- Born: 1976 (age 49–50) Kantare, Kagera Region, Tanzania
- Education: Dar es Salaam Institute of Technology
- Occupation: Journalist
- Organization: JamiiForums
- Criminal charges: Obstruction of a police investigation
- Criminal penalty: 3 million TSH fine

= Maxence Melo Mubyazi =

Tanzanian journalist (born 1976)

Maxence Melo Mubyazi (born May 1976) is a Tanzanian journalist known for co-founding the online news outlet and forum JamiiForums. In 2019, he won the CPJ International Press Freedom Award for his activism calling for accountability and transparency in Tanzania.

== Biography ==
Melo was born in Kantare, a village in Kagera Region. He went on to obtain a technician certificate and a bachelor's degree from the Dar es Salaam Institute of Technology. He is known for his advocacy for freedom of expression and internet governance.

In 2006, Melo co-founded alongside Mike Mushi the social media website JamiiForums, which emphasised user-generated content to avoid penalties faced by traditional media for reporting on social, political and economic issues in Tanzania. JamiiForums provided breaking news coverage, and also served as a secure whisteblowing platform in which users could anonymously report on corruption. The website, which operates primarily in Swahili, became well-known for exposing corruption in Tanzania, including reporting on the Richmond scandal in 2008 which led to the resignation of the Prime Minister of Tanzania, Edward Lowassa, and the dissolution of his cabinet; and the Tegeta escrow scandal in 2014, which saw the President of Tanzania Jakaya Kikwete sack several of his ministers, including Anna Tibaijuka, the Minister of Lands, Housing and Human Development. The website has become popular in East and Central Africa. Tanzanian authorities have accused the site of letting users post "fabrications and seditious content", a claim Melo has denied.

Melo was also the founder of the news portal Fikra Pevu.

== Criminal charges ==
In 2009, Melo was detained on allegations of terrorism by the presidential office. No charges were ultimately filed against him.
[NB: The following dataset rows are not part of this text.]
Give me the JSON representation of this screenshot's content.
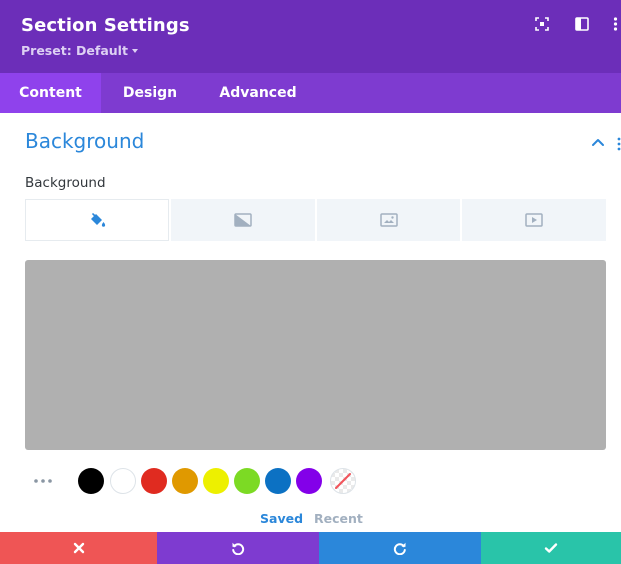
{
  "header": {
    "title": "Section Settings",
    "preset": "Preset: Default"
  },
  "tabs": [
    {
      "label": "Content",
      "active": true
    },
    {
      "label": "Design",
      "active": false
    },
    {
      "label": "Advanced",
      "active": false
    }
  ],
  "section": {
    "title": "Background",
    "field_label": "Background"
  },
  "background_types": [
    "color",
    "gradient",
    "image",
    "video"
  ],
  "preview_color": "#b0b0b0",
  "swatches": [
    "#000000",
    "#ffffff",
    "#e02b20",
    "#e09900",
    "#edf000",
    "#7cda24",
    "#0c71c3",
    "#8300e9",
    "none"
  ],
  "palette_tabs": {
    "saved": "Saved",
    "recent": "Recent"
  },
  "colors": {
    "header": "#6c2eb9",
    "tabs": "#7e3bd0",
    "tab_active": "#8f42ec",
    "accent": "#2b87da",
    "cancel": "#ef5555",
    "undo": "#7e3bd0",
    "redo": "#2b87da",
    "save": "#29c4a9"
  },
  "footer": [
    "close-icon",
    "undo-icon",
    "redo-icon",
    "check-icon"
  ]
}
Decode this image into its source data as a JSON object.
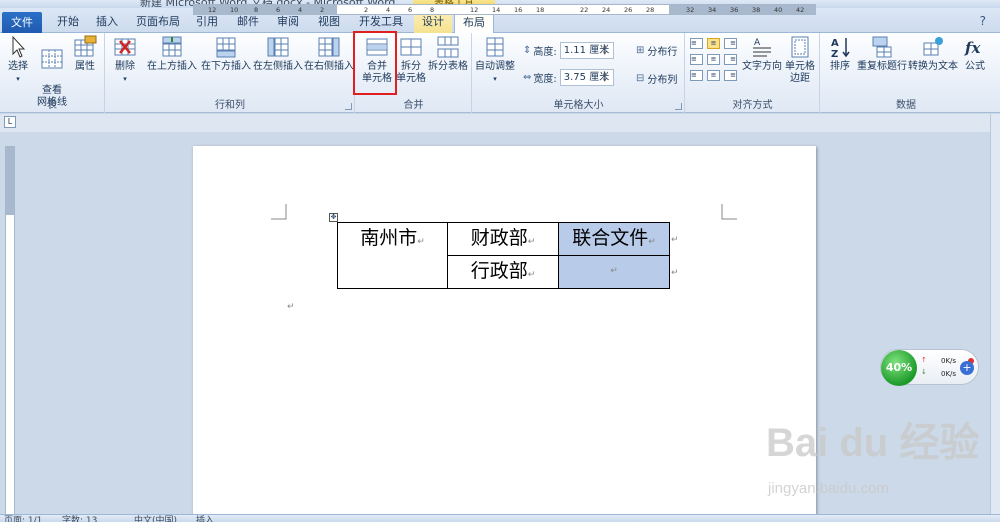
{
  "window": {
    "title": "新建 Microsoft Word 文档.docx - Microsoft Word",
    "context_tab_header": "表格工具"
  },
  "tabs": [
    {
      "label": "文件"
    },
    {
      "label": "开始"
    },
    {
      "label": "插入"
    },
    {
      "label": "页面布局"
    },
    {
      "label": "引用"
    },
    {
      "label": "邮件"
    },
    {
      "label": "审阅"
    },
    {
      "label": "视图"
    },
    {
      "label": "开发工具"
    },
    {
      "label": "设计"
    },
    {
      "label": "布局"
    }
  ],
  "ribbon": {
    "table_group": {
      "label": "表",
      "select": "选择",
      "gridlines": "查看\n网格线",
      "properties": "属性"
    },
    "rows_cols_group": {
      "label": "行和列",
      "delete": "删除",
      "insert_above": "在上方插入",
      "insert_below": "在下方插入",
      "insert_left": "在左侧插入",
      "insert_right": "在右侧插入"
    },
    "merge_group": {
      "label": "合并",
      "merge_cells_1": "合并",
      "merge_cells_2": "单元格",
      "split_cells_1": "拆分",
      "split_cells_2": "单元格",
      "split_table": "拆分表格"
    },
    "cell_size_group": {
      "label": "单元格大小",
      "autofit": "自动调整",
      "height_label": "高度:",
      "height_value": "1.11 厘米",
      "width_label": "宽度:",
      "width_value": "3.75 厘米",
      "distribute_rows": "分布行",
      "distribute_cols": "分布列"
    },
    "alignment_group": {
      "label": "对齐方式",
      "text_direction": "文字方向",
      "cell_margins_1": "单元格",
      "cell_margins_2": "边距"
    },
    "data_group": {
      "label": "数据",
      "sort": "排序",
      "repeat_header": "重复标题行",
      "convert_to_text": "转换为文本",
      "formula": "公式"
    }
  },
  "ruler": {
    "ticks": [
      "12",
      "10",
      "8",
      "6",
      "4",
      "2",
      "",
      "2",
      "4",
      "6",
      "8",
      "",
      "12",
      "14",
      "16",
      "18",
      "",
      "22",
      "24",
      "26",
      "28",
      "",
      "32",
      "34",
      "36",
      "38",
      "40",
      "42"
    ]
  },
  "document": {
    "table": {
      "r1c1": "南州市",
      "r1c2": "财政部",
      "r1c3": "联合文件",
      "r2c2": "行政部"
    }
  },
  "speed_widget": {
    "percent": "40%",
    "up": "0K/s",
    "down": "0K/s"
  },
  "watermark": {
    "brand": "Bai du 经验",
    "url": "jingyan.baidu.com"
  },
  "status_bar": {
    "page": "页面: 1/1",
    "words": "字数: 13",
    "language": "中文(中国)",
    "mode": "插入"
  }
}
On 13 December 2016, JamiiForum's offices in Mikocheni were raided by Tanzanian security forces, who arrested and interrogated Melo for 48 hours before detaining him at a prison in Keko; Melo's lawyer later stated the police did this without warrants. On 16 December, he was charged with "obstruction of a police investigation", "not complying with an order of disclosure of data" and "managing a domain not registered in Tanzania", under the 2015 Cybercrimes Act and the 2010 Electronic and Postal Communications Act. Melo was granted bail on 19 December, pending trial, including being unable to leave Dar es Salaam without permission. Tanzanian authorities had demanded the identities of JamiiForum users, specifically on forum posts commenting on alleged "corruption deals" between May 2015 and December 2016. Melo refused to disclose the information, stating that doing so would counter digital privacy and confidentiality laws, and specifically article 18 of the Tanzanian constitution, which guaranteed the right to privacy.

In 2017, Melo appeared in court on 81 occasions.
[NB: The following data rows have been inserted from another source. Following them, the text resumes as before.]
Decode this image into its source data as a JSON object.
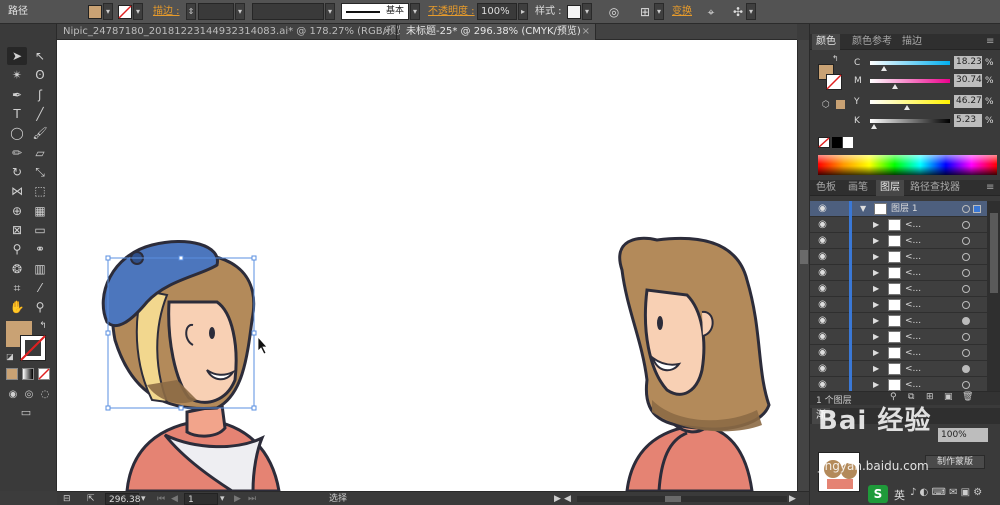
{
  "control_bar": {
    "object_type": "路径",
    "fill_color": "#c9a274",
    "stroke_label": "描边 :",
    "stroke_style_value": "基本",
    "opacity_label": "不透明度 :",
    "opacity_value": "100%",
    "style_label": "样式 :",
    "transform_label": "变换"
  },
  "doc_tabs": [
    {
      "label": "Nipic_24787180_20181223144932314083.ai* @ 178.27% (RGB/预览)",
      "active": false
    },
    {
      "label": "未标题-25* @ 296.38% (CMYK/预览)",
      "active": true
    }
  ],
  "status_bar": {
    "zoom": "296.38",
    "artboard": "1",
    "tool_state": "选择"
  },
  "color_panel": {
    "tabs": [
      "颜色",
      "颜色参考",
      "描边"
    ],
    "channels": [
      {
        "label": "C",
        "value": "18.23",
        "pct": 0.18,
        "gradient": "linear-gradient(90deg,#ffffff,#00aeef)"
      },
      {
        "label": "M",
        "value": "30.74",
        "pct": 0.31,
        "gradient": "linear-gradient(90deg,#ffffff,#ec008c)"
      },
      {
        "label": "Y",
        "value": "46.27",
        "pct": 0.46,
        "gradient": "linear-gradient(90deg,#ffffff,#fff200)"
      },
      {
        "label": "K",
        "value": "5.23",
        "pct": 0.05,
        "gradient": "linear-gradient(90deg,#ffffff,#000000)"
      }
    ],
    "percent_sign": "%"
  },
  "layers_panel": {
    "tabs": [
      "色板",
      "画笔",
      "图层",
      "路径查找器"
    ],
    "top_layer_name": "图层 1",
    "sublayer_label": "<...",
    "sublayers": [
      {
        "target_filled": false
      },
      {
        "target_filled": false
      },
      {
        "target_filled": false
      },
      {
        "target_filled": false
      },
      {
        "target_filled": false
      },
      {
        "target_filled": false
      },
      {
        "target_filled": true
      },
      {
        "target_filled": false
      },
      {
        "target_filled": false
      },
      {
        "target_filled": true
      },
      {
        "target_filled": false
      }
    ],
    "layer_count": "1 个图层"
  },
  "bottom_panel": {
    "tab_partial": "渐",
    "opacity_value": "100%",
    "make_mask_button": "制作蒙版",
    "input_method_label": "英"
  },
  "watermark": {
    "brand": "Bai 经验",
    "url": "jingyan.baidu.com"
  }
}
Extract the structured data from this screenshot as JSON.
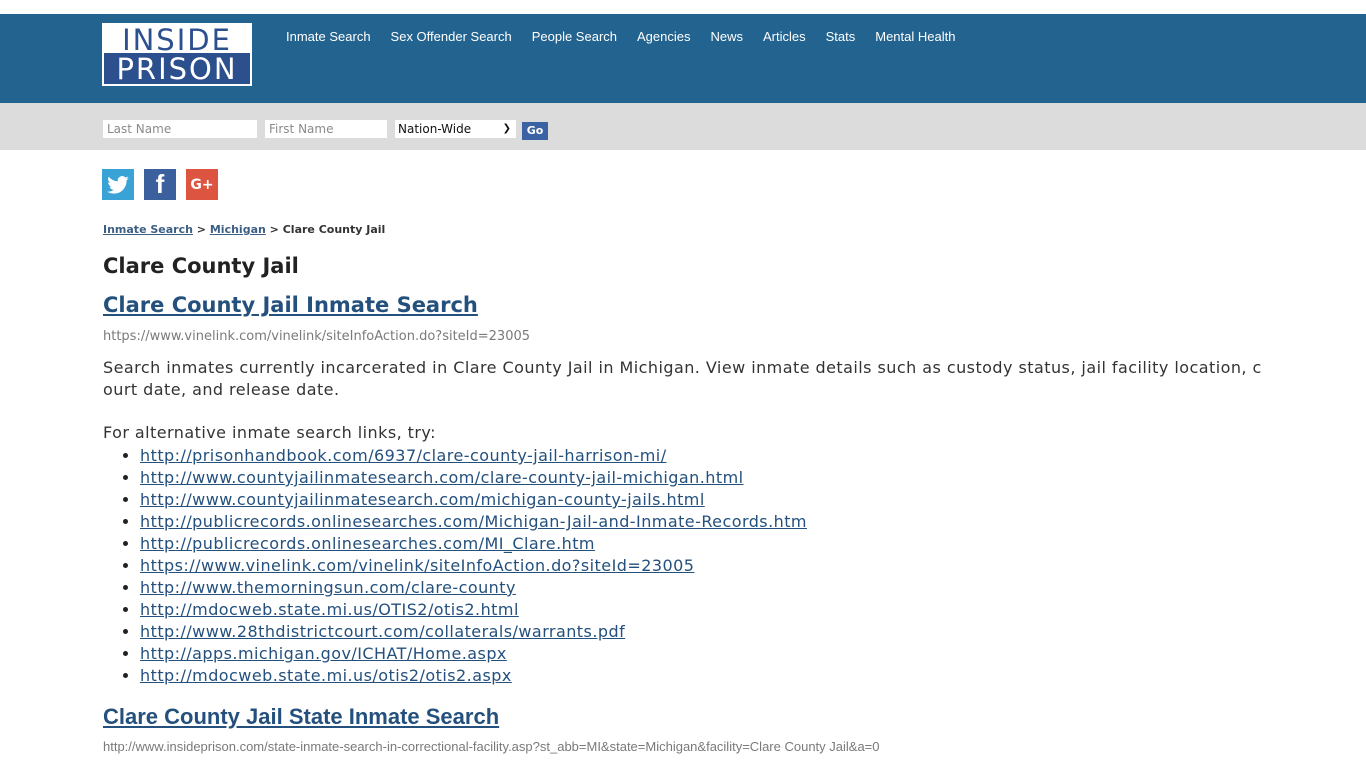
{
  "header": {
    "logo": {
      "line1": "INSIDE",
      "line2": "PRISON"
    },
    "nav": [
      "Inmate Search",
      "Sex Offender Search",
      "People Search",
      "Agencies",
      "News",
      "Articles",
      "Stats",
      "Mental Health"
    ]
  },
  "search": {
    "last_name_placeholder": "Last Name",
    "first_name_placeholder": "First Name",
    "scope_selected": "Nation-Wide",
    "go_label": "Go"
  },
  "social": {
    "twitter": "twitter-icon",
    "facebook": "facebook-icon",
    "googleplus": "google-plus-icon",
    "facebook_glyph": "f",
    "googleplus_glyph": "G+"
  },
  "breadcrumb": {
    "items": [
      "Inmate Search",
      "Michigan"
    ],
    "separator": ">",
    "current": "Clare County Jail"
  },
  "page": {
    "title": "Clare County Jail",
    "section1": {
      "heading": "Clare County Jail Inmate Search",
      "url": "https://www.vinelink.com/vinelink/siteInfoAction.do?siteId=23005",
      "description": "Search inmates currently incarcerated in Clare County Jail in Michigan. View inmate details such as custody status, jail facility location, court date, and release date.",
      "alt_intro": "For alternative inmate search links, try:",
      "links": [
        "http://prisonhandbook.com/6937/clare-county-jail-harrison-mi/",
        "http://www.countyjailinmatesearch.com/clare-county-jail-michigan.html",
        "http://www.countyjailinmatesearch.com/michigan-county-jails.html",
        "http://publicrecords.onlinesearches.com/Michigan-Jail-and-Inmate-Records.htm",
        "http://publicrecords.onlinesearches.com/MI_Clare.htm",
        "https://www.vinelink.com/vinelink/siteInfoAction.do?siteId=23005",
        "http://www.themorningsun.com/clare-county",
        "http://mdocweb.state.mi.us/OTIS2/otis2.html",
        "http://www.28thdistrictcourt.com/collaterals/warrants.pdf",
        "http://apps.michigan.gov/ICHAT/Home.aspx",
        "http://mdocweb.state.mi.us/otis2/otis2.aspx"
      ]
    },
    "section2": {
      "heading": "Clare County Jail State Inmate Search",
      "url": "http://www.insideprison.com/state-inmate-search-in-correctional-facility.asp?st_abb=MI&state=Michigan&facility=Clare County Jail&a=0"
    }
  },
  "colors": {
    "header_bg": "#23638f",
    "search_bg": "#dcdcdc",
    "link": "#24507d",
    "go_button": "#3b62a3",
    "twitter": "#38a3d4",
    "facebook": "#3c5f9e",
    "googleplus": "#dd5440"
  }
}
On 1 June 2018, Melo was acquitted of the charge of "not compyling with an order of disclosure of date" by the Kisutu Court in Dar es Salaam, in relation to his 2016 arrest. Later that month, JamiiForums was temporarily shut down after the government enacted the Electronic and Postal Communications Act's online content regulations, which required bloggers and online forums to pay a 900 USD registration fee to operate online. Melo refused to pay the fee, stating that complying with the law would betray the anonymity guaranteed to JamiiForum users. As a result, Melo had to shut down Fikra Pevu, though JamiiForums eventually reopened.
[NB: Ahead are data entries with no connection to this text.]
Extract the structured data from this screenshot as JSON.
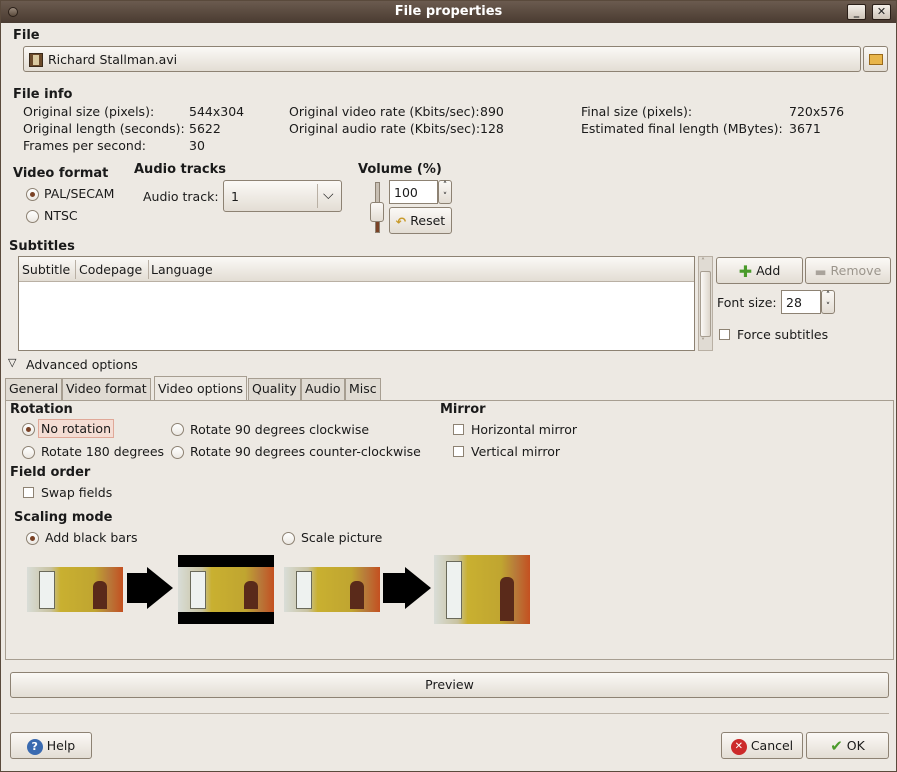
{
  "window": {
    "title": "File properties"
  },
  "file": {
    "section_label": "File",
    "filename": "Richard Stallman.avi"
  },
  "fileinfo": {
    "label": "File info",
    "original_size_label": "Original size (pixels):",
    "original_size_value": "544x304",
    "original_length_label": "Original length (seconds):",
    "original_length_value": "5622",
    "fps_label": "Frames per second:",
    "fps_value": "30",
    "video_rate_label": "Original video rate (Kbits/sec):",
    "video_rate_value": "890",
    "audio_rate_label": "Original audio rate (Kbits/sec):",
    "audio_rate_value": "128",
    "final_size_label": "Final size (pixels):",
    "final_size_value": "720x576",
    "final_length_label": "Estimated final length (MBytes):",
    "final_length_value": "3671"
  },
  "video_format": {
    "label": "Video format",
    "pal": "PAL/SECAM",
    "ntsc": "NTSC"
  },
  "audio_tracks": {
    "label": "Audio tracks",
    "track_label": "Audio track:",
    "track_value": "1"
  },
  "volume": {
    "label": "Volume (%)",
    "value": "100",
    "reset": "Reset"
  },
  "subtitles": {
    "label": "Subtitles",
    "columns": [
      "Subtitle",
      "Codepage",
      "Language"
    ],
    "add": "Add",
    "remove": "Remove",
    "font_size_label": "Font size:",
    "font_size_value": "28",
    "force": "Force subtitles"
  },
  "advanced": {
    "label": "Advanced options"
  },
  "tabs": [
    "General",
    "Video format",
    "Video options",
    "Quality",
    "Audio",
    "Misc"
  ],
  "video_options": {
    "rotation_label": "Rotation",
    "no_rotation": "No rotation",
    "rotate_180": "Rotate 180 degrees",
    "rotate_cw": "Rotate 90 degrees clockwise",
    "rotate_ccw": "Rotate 90 degrees counter-clockwise",
    "mirror_label": "Mirror",
    "horizontal_mirror": "Horizontal mirror",
    "vertical_mirror": "Vertical mirror",
    "field_order_label": "Field order",
    "swap_fields": "Swap fields",
    "scaling_label": "Scaling mode",
    "black_bars": "Add black bars",
    "scale_picture": "Scale picture"
  },
  "buttons": {
    "preview": "Preview",
    "help": "Help",
    "cancel": "Cancel",
    "ok": "OK"
  },
  "colors": {
    "accent": "#7a4226",
    "titlebar": "#5a4a3c"
  }
}
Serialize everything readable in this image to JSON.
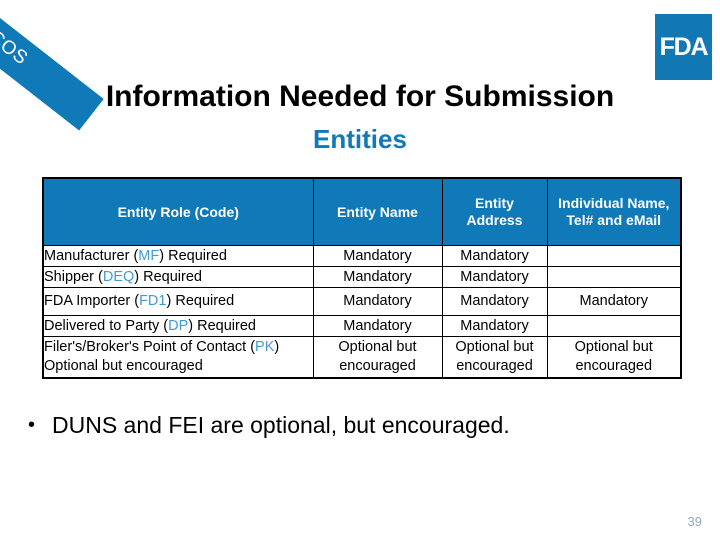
{
  "branding": {
    "corner_label": "COS",
    "logo_text": "FDA",
    "accent_color": "#1079b8",
    "code_color": "#3e9bd4"
  },
  "header": {
    "title": "Information Needed for Submission",
    "subtitle": "Entities"
  },
  "table": {
    "columns": [
      "Entity Role (Code)",
      "Entity Name",
      "Entity Address",
      "Individual Name, Tel# and eMail"
    ],
    "rows": [
      {
        "role_prefix": "Manufacturer (",
        "role_code": "MF",
        "role_suffix": ") Required",
        "role_extra": "",
        "entity_name": "Mandatory",
        "entity_address": "Mandatory",
        "individual": ""
      },
      {
        "role_prefix": "Shipper (",
        "role_code": "DEQ",
        "role_suffix": ") Required",
        "role_extra": "",
        "entity_name": "Mandatory",
        "entity_address": "Mandatory",
        "individual": ""
      },
      {
        "role_prefix": "FDA Importer (",
        "role_code": "FD1",
        "role_suffix": ") Required",
        "role_extra": "",
        "entity_name": "Mandatory",
        "entity_address": "Mandatory",
        "individual": "Mandatory"
      },
      {
        "role_prefix": "Delivered to Party (",
        "role_code": "DP",
        "role_suffix": ") Required",
        "role_extra": "",
        "entity_name": "Mandatory",
        "entity_address": "Mandatory",
        "individual": ""
      },
      {
        "role_prefix": "Filer's/Broker's Point of Contact (",
        "role_code": "PK",
        "role_suffix": ")",
        "role_extra": "Optional but encouraged",
        "entity_name": "Optional but encouraged",
        "entity_address": "Optional but encouraged",
        "individual": "Optional but encouraged"
      }
    ]
  },
  "bullets": [
    {
      "mark": "•",
      "text": "DUNS and FEI are optional, but encouraged."
    }
  ],
  "footer": {
    "page_number": "39"
  }
}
On 8 April 2020, Melo was convicted by the Resident Magistrates Court of Dar es Saalm with "obstruction of a police investigation", following his 2016 arrest. He was given the choice of one year in prison or a fine of three million TSH; Melo paid the fine and stated his intention to appeal the ruling before the High Court of Tanzania. The Committee to Project Journalists has called on Tanzanian authorities to cease its harassment of Melo and Jamii Forums. The Observatory for the Protection of Human Rights Defenders expressed its concern over the judicial harassment of Melo and called on Tanzanian authorities to end all harassment against Melo and all human rights activists in Tanzania.

== Recognition ==
In 2019, Melo was named as one of the laureates of that year's International Press Freedom Prize from the Committee to Project Journalists. He won the award in recognition of him improving accountability and transparency in Tanzania. He was the first Tanzanian to win the award. During Melo's acceptance speech, he criticised the trend of sub-Saharan African countries using overly broad cybercrime laws to attack freedom of speech.